We need light to see and now a new gene therapy is restoring sight by sort of lighting up certain people's vision.
These people are suffering from RP, or retinal pigmentosa, a group of rare genetic disorders where certain genes that encode instructions for proteins are mutated. When these proteins malfunction, the two types of cells in the retina that detect light, rods and cones, are slowly lost.
In the new treatment, the gene being targeted is RPE65. Its protein is involved in a process called the visual cycle which is triggered by light entering the eye.
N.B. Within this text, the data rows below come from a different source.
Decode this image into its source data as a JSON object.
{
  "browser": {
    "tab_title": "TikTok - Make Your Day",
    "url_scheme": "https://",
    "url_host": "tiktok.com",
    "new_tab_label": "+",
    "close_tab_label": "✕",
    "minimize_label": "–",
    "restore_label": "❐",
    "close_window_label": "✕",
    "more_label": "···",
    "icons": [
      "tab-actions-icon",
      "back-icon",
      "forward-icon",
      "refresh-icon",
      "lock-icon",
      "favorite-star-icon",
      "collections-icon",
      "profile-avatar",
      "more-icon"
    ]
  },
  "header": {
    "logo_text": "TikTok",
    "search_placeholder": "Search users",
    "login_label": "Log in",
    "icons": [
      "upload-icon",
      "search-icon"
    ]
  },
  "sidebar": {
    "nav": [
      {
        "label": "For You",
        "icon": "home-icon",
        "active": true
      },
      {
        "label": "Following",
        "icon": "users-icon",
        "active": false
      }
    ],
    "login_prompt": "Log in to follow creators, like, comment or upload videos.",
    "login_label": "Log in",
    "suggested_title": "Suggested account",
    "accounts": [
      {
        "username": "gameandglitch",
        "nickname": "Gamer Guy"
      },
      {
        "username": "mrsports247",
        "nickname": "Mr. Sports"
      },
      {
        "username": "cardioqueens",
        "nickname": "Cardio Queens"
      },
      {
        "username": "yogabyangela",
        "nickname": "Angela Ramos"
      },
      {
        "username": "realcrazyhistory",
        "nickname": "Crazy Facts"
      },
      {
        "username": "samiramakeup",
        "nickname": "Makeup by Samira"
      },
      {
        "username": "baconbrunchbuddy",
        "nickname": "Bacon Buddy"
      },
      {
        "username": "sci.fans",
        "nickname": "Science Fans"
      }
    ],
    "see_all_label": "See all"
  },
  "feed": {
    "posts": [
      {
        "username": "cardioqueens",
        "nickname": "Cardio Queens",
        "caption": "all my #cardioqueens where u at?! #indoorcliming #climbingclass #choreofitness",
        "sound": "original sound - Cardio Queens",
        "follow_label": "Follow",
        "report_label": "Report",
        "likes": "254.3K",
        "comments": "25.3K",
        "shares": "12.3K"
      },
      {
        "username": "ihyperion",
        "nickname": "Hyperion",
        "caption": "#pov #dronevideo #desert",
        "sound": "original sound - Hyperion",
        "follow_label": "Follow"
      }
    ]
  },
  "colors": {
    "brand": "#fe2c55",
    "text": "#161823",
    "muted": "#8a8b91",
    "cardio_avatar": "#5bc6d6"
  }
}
The cycle begins when a molecule similar to vitamin A is converted to another molecule called all-trans retinal. This conversion tells the eye to send electrical signals that transmit images to the brain.
But for us to continue to see, the RPE65 protein has to return the all-trans retinal back into the vitamin-A like molecule so it is ready to go again. This cycle does not happen when the protein malfunctions, so the new therapy targets the protein by using an engineered virus called AAV.
It's engineered to carry the normal form of the RPE65 gene. The engineered viruses are surgically introduced into the eye where they infect cells and begin making normal RPE65 proteins to correct the defect.
In a clinical trial involving 21 people, all showed improved sensitivity to light. Some nearly blind patients had restored sight even three years after the therapy. The treatment may be approved in 2016, but at one-hundred grand, most people can't afford it.
But we're excited that the treatment could benefit other similar genetic vision disorders, and that this is a gene therapy that works.